Де Марсэ два раза председательствует в суде, выказывает возмутительное пристрастие, хотя никто так не был убежден в невиновности молодых людей, как он, и, если ему удалось пока избежать удара такого же кинжала, то, может быть, только потому" что ему предоставили выбор или убить Фроле, или быть самому четвертой жертвой, и у него исчез сын при таких обстоятельствах, что, можно подумать, он его никогда больше не увидит. Но, как я уже говорил тебе, это еще не все: я боюсь, как бы очередь не дошла до присяжных и всех, кто был замешан в этом несчастном деле! Но кому принадлежит эта карающая рука? Кто указывает ей жертвы? Это дело нашей чести, Гертлю, открыть ее, и я ужасно боюсь, что в один прекрасный день мы окажемся лицом к лицу с моим братом и Эрнестом Дютэйлем, и тогда, что нам делать, мой старый друг? Нам, представителям общественного правосудия, хотя и одностороннего, и всегда готового склониться перед сильными мира сего... Когда мы столкнемся с судом совести, представители которого потребуют в свою очередь отчета за свой позор у тех негодяев, которые уничтожили их благосостояние, семью и честное имя? Ведь, я тебе забыл сказать об ужасных последствиях приговора суда. Мой отец и мать умерли с горя...
Здесь голос Люса дрогнул, и громкие рыдания показали Гертлю, до какой степени сильны были страдания этого сурового полицейского при воспоминании об этих печальных событиях.
После некоторого перерыва Люс продолжал:
"Бедный Карлик! Мы так любили его... Однако, как ни тяжело вспоминать прошедшее, нужно, чтобы ты знал все, мой дорогой друг, чтобы поддержал меня, посоветовал, ибо я сам в эти несколько часов вижу все время лишь одно - месть, vendetta! vendetta!.. Это слово огненными буквами сверкает перед моими глазами, и я двадцать раз готов был уйти из префектуры и сделаться разбойником, чтобы мстить за своих родных. Знаешь ли, что после отъезда ее мужа в Кайенну, Фанни, жену моего бедного брата, уже никто более не видел? Что сталось с ней и ее маленькой Шарлоттой, дочерью, которой было лет шесть-семь тогда?.. Она осталась без всяких средств, так как правосудие отняло у нее все, что она имела.

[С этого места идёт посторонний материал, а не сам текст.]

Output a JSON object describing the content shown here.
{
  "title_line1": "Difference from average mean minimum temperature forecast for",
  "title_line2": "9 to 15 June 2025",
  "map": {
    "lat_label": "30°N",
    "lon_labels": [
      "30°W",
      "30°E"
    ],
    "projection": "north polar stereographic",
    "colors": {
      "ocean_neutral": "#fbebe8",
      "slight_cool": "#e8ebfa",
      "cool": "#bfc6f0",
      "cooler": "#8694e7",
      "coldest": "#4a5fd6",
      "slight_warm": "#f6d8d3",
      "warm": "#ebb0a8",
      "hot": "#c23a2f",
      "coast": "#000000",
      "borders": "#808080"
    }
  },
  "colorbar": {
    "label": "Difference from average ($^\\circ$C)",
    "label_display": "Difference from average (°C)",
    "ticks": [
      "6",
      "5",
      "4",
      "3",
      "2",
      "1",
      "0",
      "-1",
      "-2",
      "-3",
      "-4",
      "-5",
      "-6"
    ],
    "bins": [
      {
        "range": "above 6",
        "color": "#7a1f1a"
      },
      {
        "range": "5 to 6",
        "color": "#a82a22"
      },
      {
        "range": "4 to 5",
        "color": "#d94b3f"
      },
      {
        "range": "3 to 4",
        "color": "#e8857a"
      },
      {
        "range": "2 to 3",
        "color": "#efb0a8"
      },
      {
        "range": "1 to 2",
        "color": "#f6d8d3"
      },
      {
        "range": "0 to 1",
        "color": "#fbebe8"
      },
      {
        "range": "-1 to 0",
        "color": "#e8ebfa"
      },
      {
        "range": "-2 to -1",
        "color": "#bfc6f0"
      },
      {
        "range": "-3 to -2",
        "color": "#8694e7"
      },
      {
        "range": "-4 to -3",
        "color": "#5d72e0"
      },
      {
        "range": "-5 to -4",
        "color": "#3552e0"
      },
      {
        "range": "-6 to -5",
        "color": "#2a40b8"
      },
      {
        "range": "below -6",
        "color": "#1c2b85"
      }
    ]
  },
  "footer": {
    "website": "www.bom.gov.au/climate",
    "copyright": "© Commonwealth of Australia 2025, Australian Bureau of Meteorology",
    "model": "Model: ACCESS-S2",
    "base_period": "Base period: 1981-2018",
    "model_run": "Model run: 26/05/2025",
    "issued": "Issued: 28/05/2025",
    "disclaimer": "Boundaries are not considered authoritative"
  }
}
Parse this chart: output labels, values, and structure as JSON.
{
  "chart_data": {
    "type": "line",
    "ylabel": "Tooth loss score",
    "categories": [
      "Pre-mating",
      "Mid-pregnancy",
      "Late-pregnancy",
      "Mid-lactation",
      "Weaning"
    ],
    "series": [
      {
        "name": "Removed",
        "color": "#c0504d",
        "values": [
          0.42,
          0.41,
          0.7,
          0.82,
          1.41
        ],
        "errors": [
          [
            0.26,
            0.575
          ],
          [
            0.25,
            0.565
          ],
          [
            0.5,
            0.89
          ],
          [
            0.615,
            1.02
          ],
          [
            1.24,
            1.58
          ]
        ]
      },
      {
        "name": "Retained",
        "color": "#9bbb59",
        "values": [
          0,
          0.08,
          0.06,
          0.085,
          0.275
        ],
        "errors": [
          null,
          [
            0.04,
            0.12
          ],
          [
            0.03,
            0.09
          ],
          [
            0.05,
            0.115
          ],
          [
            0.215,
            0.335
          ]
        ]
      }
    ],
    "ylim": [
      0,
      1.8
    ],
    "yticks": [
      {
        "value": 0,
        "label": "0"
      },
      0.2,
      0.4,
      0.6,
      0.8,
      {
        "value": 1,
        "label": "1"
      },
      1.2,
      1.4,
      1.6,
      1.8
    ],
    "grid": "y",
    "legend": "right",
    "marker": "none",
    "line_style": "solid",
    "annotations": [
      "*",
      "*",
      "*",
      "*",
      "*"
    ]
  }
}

Она была чересчур честна, чтобы пасть, и не могла просить милостыню... Боже мой, Боже мой! Что-то стало с ней? Может быть, она в смерти искала покоя и забвения! "
- Все это ужасно, - сказал бравый Гертлю, которого с некоторых пор одолевали слезы, - но вы мне еще не сказали, что же стало с вашим братом и Дютэйлем!
- Почему ты не говоришь по-прежнему на ты... Мое новое назначение ничего ведь не изменило в моих чувствах... Я и сам этого не знаю. Когда я кончил читать письма, которые принес мне матрос, и убедился в невиновности обоих несчастных, то понял: чтобы быть им полезным, не следовало, чтобы кто-нибудь мог подозревать в Кайенне о той связи, которая существовала между нами... Я написал длинное письмо с двойственный смыслом, но про которое я знал, что оно будет как следует понято Карлом, и передал его тому же самому славному матросу, который взялся передать его по назначению, а на другой день я сказался больным, чтобы не принимать партии, так как первое свидание на глазах посторонних было бы чересчур тяжело.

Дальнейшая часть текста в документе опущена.